Lake County also belongs to Club 20, and of its 384 square miles, only about a dozen are on the Western Slope. The rest drains into the Arkansas River on the Eastern Slope. There's a long story behind this anomaly; it involves imprecise boundaries from 1861 and litigation with neighboring Summit County as to which would get the Climax Molybdenum Mine and its millions in property taxes.
Thus part of the border between Lake and Summit is a straight line, not the twisting Divide, and so a tiny portion of Summit County (county seat Breckenridge) is on the Eastern Slope.
And then there's the problem of defining the
Continental Divide.
When you cross 10,200-foot
Cochetopa Pass between Saguache and Gunnison, the sign at
the top says Continental Divide.
But the east side
does not drain into the Atlantic Ocean; it drains into the
Closed Basin, which has no natural outlet to any ocean.

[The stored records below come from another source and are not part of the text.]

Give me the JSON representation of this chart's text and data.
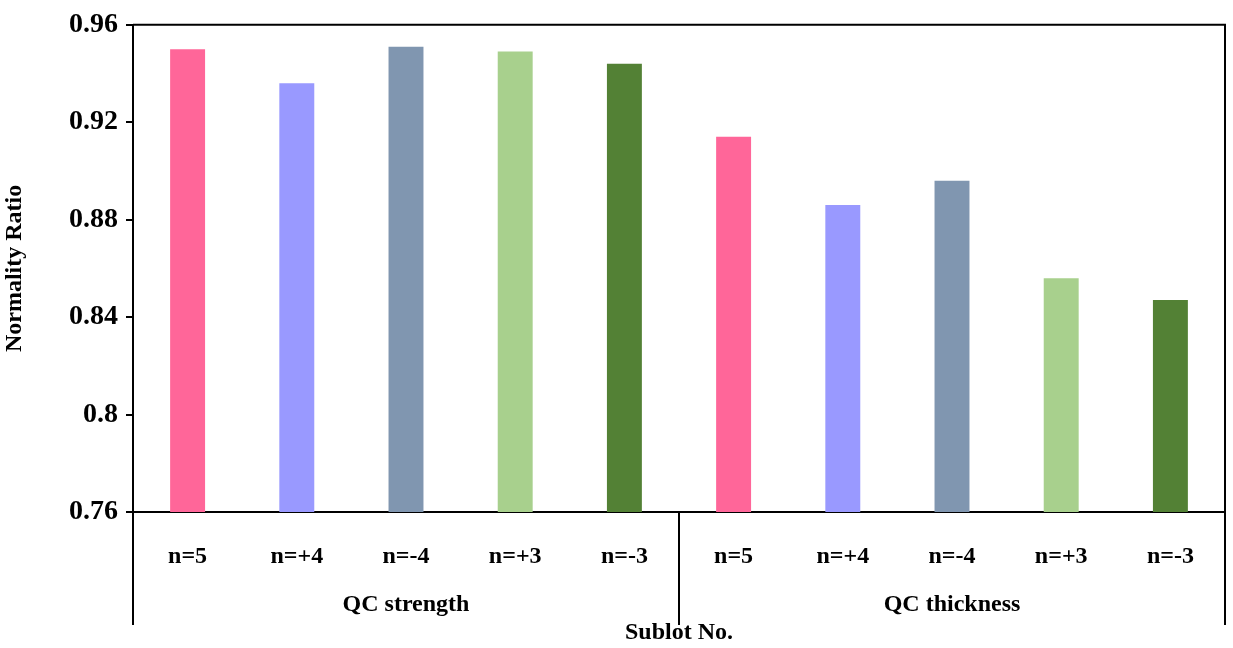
{
  "chart_data": {
    "type": "bar",
    "xlabel": "Sublot No.",
    "ylabel": "Normality Ratio",
    "categories": [
      "n=5",
      "n=+4",
      "n=-4",
      "n=+3",
      "n=-3",
      "n=5",
      "n=+4",
      "n=-4",
      "n=+3",
      "n=-3"
    ],
    "values": [
      0.95,
      0.936,
      0.951,
      0.949,
      0.944,
      0.914,
      0.886,
      0.896,
      0.856,
      0.847
    ],
    "colors": [
      "#ff6699",
      "#9999ff",
      "#8096b0",
      "#a8d08d",
      "#538135",
      "#ff6699",
      "#9999ff",
      "#8096b0",
      "#a8d08d",
      "#538135"
    ],
    "ylim": [
      0.76,
      0.96
    ],
    "yticks": [
      0.76,
      0.8,
      0.84,
      0.88,
      0.92,
      0.96
    ],
    "annotations": [
      "QC strength",
      "QC thickness"
    ],
    "grid": false,
    "legend": false
  }
}
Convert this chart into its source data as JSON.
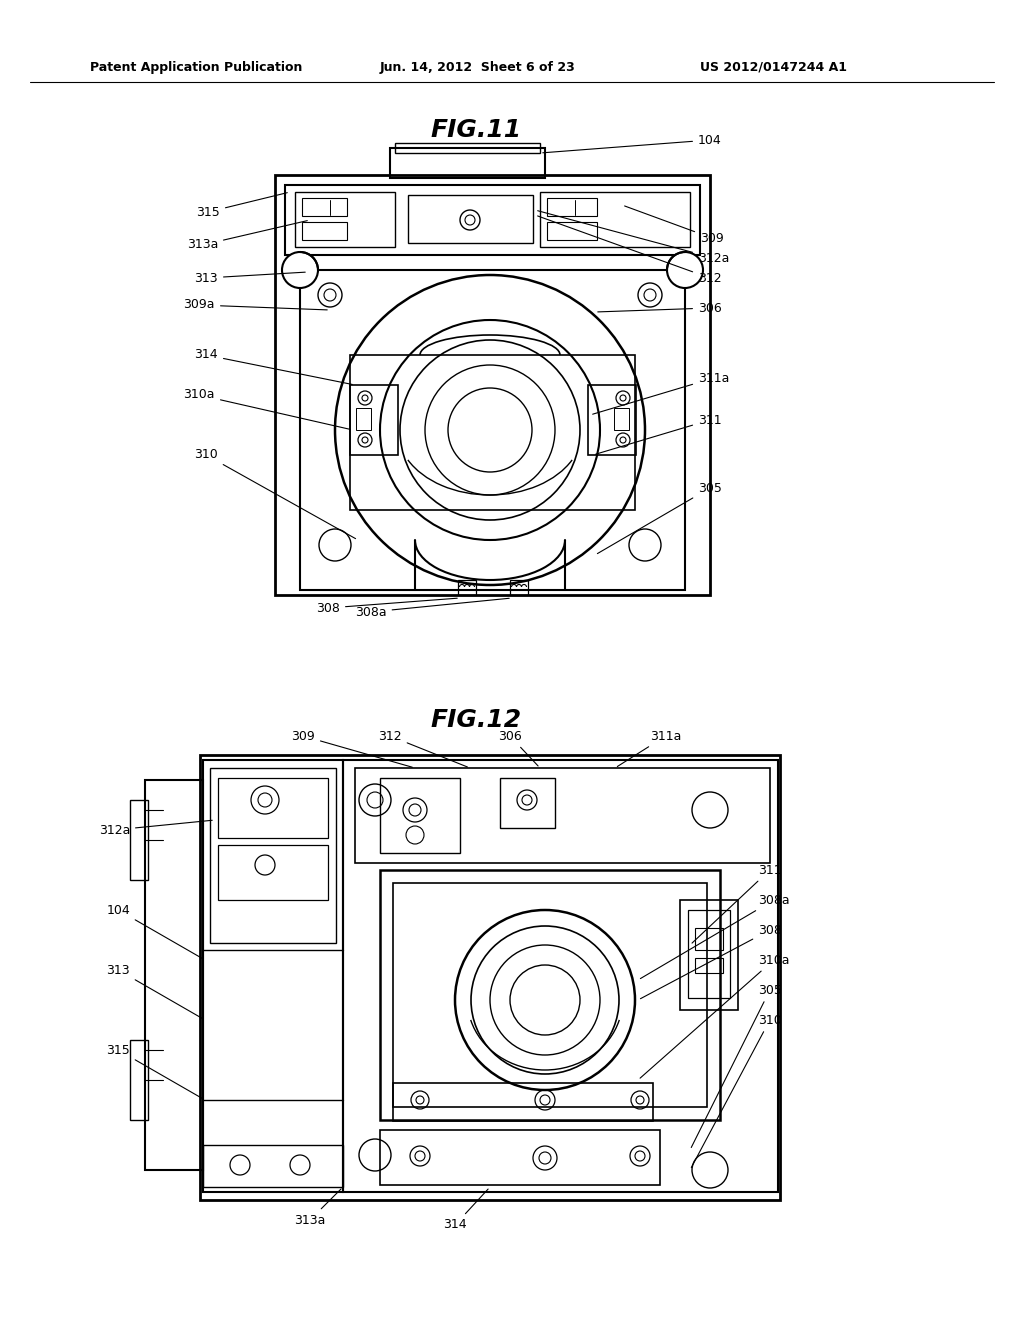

The U.S. Bureau of Reclamation has altered that with a project that puts some Closed Basin water into the Rio Grande and eventually the Atlantic. But by that reasoning, I could be on the Western Slope, even though I live only six blocks from the east-bound Arkansas River. That's because another Bureau project puts about 60,000 acre-feet a year of Western Slope water into the Arkansas.
So the Continental Divide can be hard to define. In an
economic and cultural sense, the north-south divides like
Monument Hill between Denver and Colorado Springs can be at
least as significant. Club 20, the voice of the Western
Slope,
includes several counties with Eastern Slope
drainage, and doesn't include some with Western Slope
drainage.
Perhaps it's time to quit paying so much attention to the Continental Divide -- it's just another ridge, after all, and in a lot of ways, from politics to hydrology, it doesn't mean that much any more.